The 25 mosaic-tile-textured birds sit on the compound wall made of used tar drums, looking down indulgently upon the visitors entering the Rock Garden.

We entered unsuspectingly with bowed heads through the low doorway, and for the next couple of hours were lost in the maze of pathways experiencing with delight a magical kingdom and its inhabitants. This is Chandigarh’s world-famous Rock Garden, a ‘Devtaon Ki Nagri’ (kingdom of gods), as its unassuming creator, Nek Chand Saini fondly calls it.
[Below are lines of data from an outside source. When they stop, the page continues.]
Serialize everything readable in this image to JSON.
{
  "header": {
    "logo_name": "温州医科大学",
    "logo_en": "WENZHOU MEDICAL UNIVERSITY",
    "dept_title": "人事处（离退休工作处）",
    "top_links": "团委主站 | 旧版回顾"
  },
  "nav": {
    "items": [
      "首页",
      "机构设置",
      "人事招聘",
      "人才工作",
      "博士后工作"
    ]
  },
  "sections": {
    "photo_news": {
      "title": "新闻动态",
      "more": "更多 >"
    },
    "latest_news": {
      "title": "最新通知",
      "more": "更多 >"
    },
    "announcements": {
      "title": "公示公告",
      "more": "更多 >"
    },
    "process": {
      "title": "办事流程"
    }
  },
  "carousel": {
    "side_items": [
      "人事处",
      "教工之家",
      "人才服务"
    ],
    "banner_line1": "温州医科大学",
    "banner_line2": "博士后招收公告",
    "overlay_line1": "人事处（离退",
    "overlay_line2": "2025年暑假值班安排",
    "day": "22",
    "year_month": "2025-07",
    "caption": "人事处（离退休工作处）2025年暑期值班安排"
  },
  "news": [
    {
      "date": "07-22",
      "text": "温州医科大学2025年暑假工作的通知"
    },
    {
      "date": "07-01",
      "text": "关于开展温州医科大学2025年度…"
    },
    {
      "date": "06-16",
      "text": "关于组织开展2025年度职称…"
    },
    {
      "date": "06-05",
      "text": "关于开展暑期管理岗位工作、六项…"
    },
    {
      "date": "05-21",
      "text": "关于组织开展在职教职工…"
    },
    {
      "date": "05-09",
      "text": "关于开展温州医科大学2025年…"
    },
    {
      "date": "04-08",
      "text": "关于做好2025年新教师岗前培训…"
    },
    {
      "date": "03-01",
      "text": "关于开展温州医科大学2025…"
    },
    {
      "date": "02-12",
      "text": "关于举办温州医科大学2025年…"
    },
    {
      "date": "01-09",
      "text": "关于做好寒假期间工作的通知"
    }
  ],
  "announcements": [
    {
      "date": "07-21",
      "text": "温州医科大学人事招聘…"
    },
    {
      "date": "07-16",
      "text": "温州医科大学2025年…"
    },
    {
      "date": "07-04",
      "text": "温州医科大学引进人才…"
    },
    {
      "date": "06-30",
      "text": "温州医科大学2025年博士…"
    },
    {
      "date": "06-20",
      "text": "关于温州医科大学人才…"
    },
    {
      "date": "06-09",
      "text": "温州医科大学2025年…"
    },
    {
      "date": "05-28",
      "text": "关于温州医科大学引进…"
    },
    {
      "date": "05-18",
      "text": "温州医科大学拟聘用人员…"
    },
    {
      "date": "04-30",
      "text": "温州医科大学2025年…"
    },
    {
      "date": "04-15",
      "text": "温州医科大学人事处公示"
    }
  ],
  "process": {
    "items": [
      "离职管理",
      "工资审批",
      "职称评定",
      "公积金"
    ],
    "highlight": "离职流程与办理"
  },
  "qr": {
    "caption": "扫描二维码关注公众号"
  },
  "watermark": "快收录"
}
Set amidst lush green trees and waterfalls, this 40-acre Rock Garden is located in Sector 1 of North Chandigarh, attracting nearly 5,000 visitors everyday.

Chandigarh is popular as a planned city, but this garden with its deceptively unplanned confusion of rocks, mazes, waterfalls, plazas and pavilions, is peopled by creatures and beings from out of this world — made exclusively from discarded waste material.

Low doorways are an intentional aspect of this garden, to force the visitors to show humility to the gods and goddesses of this kingdom.

Work in phases

The first phase of the garden is the artist’s ‘Ode to Nature’. Nek Chand has painstakingly collected and put up a display of a unique collection of drift stones on either sides of the twisting pathways. He had collected these from river beds, mountains and jungles.

We marvelled at the stones that appeared different to each beholder. I guess nature lets you see with your ‘inner eye’.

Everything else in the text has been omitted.